Data Models Definition
When you open schema.prisma
file that was generated in the previous step. You will find that it contains the configuration needed to connect to our database with reference to our environment variable of DATABASE_URL
we obtained earlier. Do not forget to change your url
and/or provider
if you are using a different database (e.g: postgres). In addition to this configuration, we also need to define our data models inside this file. We need to have a Creature
model that will contain information about mythical creatures like so:
field | prisma type | description |
---|---|---|
id | Int | Autoincrement unique id |
name | String | Name of the mythical creature |
photo | String | Photo of the mythical creature |
country_code | String | Country code to show creature flag in the UI |
country_name | String | Creature’s country of origin |
books | String | Comma delimited list of books this creature appeared in |
description | String | Long description of this creature |
characteristics | String | Comma delimited list of characteristics of this creature |
So let’s edit our schema.prisma
file to add our Creature
model:
// This is your Prisma schema file,
// learn more about it in the docs: https://pris.ly/d/prisma-schema
generator client {
provider = "prisma-client-js"
}
datasource db {
provider = "mysql"
url = env("DATABASE_URL")
}
model Creature{
id Int @id @default(autoincrement())
createdAt DateTime @default(now())
updatedAt DateTime @updatedAt
name String
photo String
country_code String
country_name String
books String
description String
characteristics String
}
Now we need to persist this schema to our own database on PlanetScale. Since we url = env("DATABASE_URL")

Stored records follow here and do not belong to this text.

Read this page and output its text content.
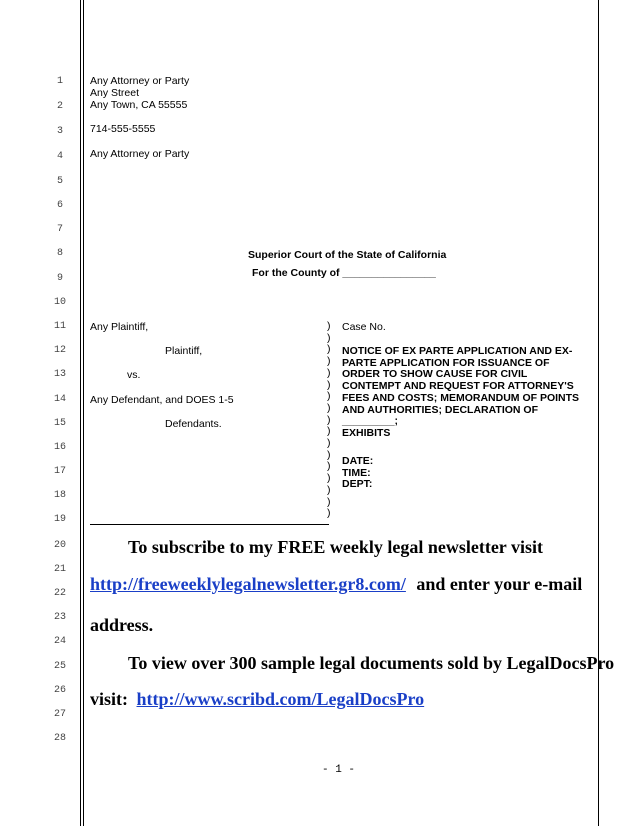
1
2
3
4
5
6
7
8
9
10
11
12
13
14
15
16
17
18
19
20
21
22
23
24
25
26
27
28
Any Attorney or Party
Any Street
Any Town, CA 55555
714-555-5555
Any Attorney or Party
Superior Court of the State of California
For the County of ________________
Any Plaintiff,
Plaintiff,
vs.
Any Defendant, and DOES 1-5
Defendants.
)
)
)
)
)
)
)
)
)
)
)
)
)
)
)
)
)
Case No.
NOTICE OF EX PARTE APPLICATION AND EX-
PARTE APPLICATION FOR ISSUANCE OF
ORDER TO SHOW CAUSE FOR CIVIL
CONTEMPT AND REQUEST FOR ATTORNEY'S
FEES AND COSTS; MEMORANDUM OF POINTS
AND AUTHORITIES; DECLARATION OF
_________;
EXHIBITS
DATE:
TIME:
DEPT:
To subscribe to my FREE weekly legal newsletter visit
http://freeweeklylegalnewsletter.gr8.com/ and enter your e-mail
address.
To view over 300 sample legal documents sold by LegalDocsPro
visit: http://www.scribd.com/LegalDocsPro
- 1 -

points to our database instance, we can now run npx prisma db push
and if everything went okay you should find your result similar to the following:
npx prisma db push
Environment variables loaded from .env
Prisma schema loaded from prisma/schema.prisma
Datasource "db": MySQL database "mythica" at "aws.connect.psdb.cloud"
🚀 Your database is now in sync with your Prisma schema. Done in 2.08s
We can also verify this by going to our PlanetScale dashboard and from the console tab we can run show tables;
command to view all the tables available in our database.
show tables;
1 row in (5.50 ms)
Tables_in_mythica
Creature
That’s it for this tutorial, we have prepared the ground work to be able to easily change our database schema. We will revisit working with Prisma when we add the trpc
layer but before that we will be adding the Express scaffolding in order to be able to run our server code.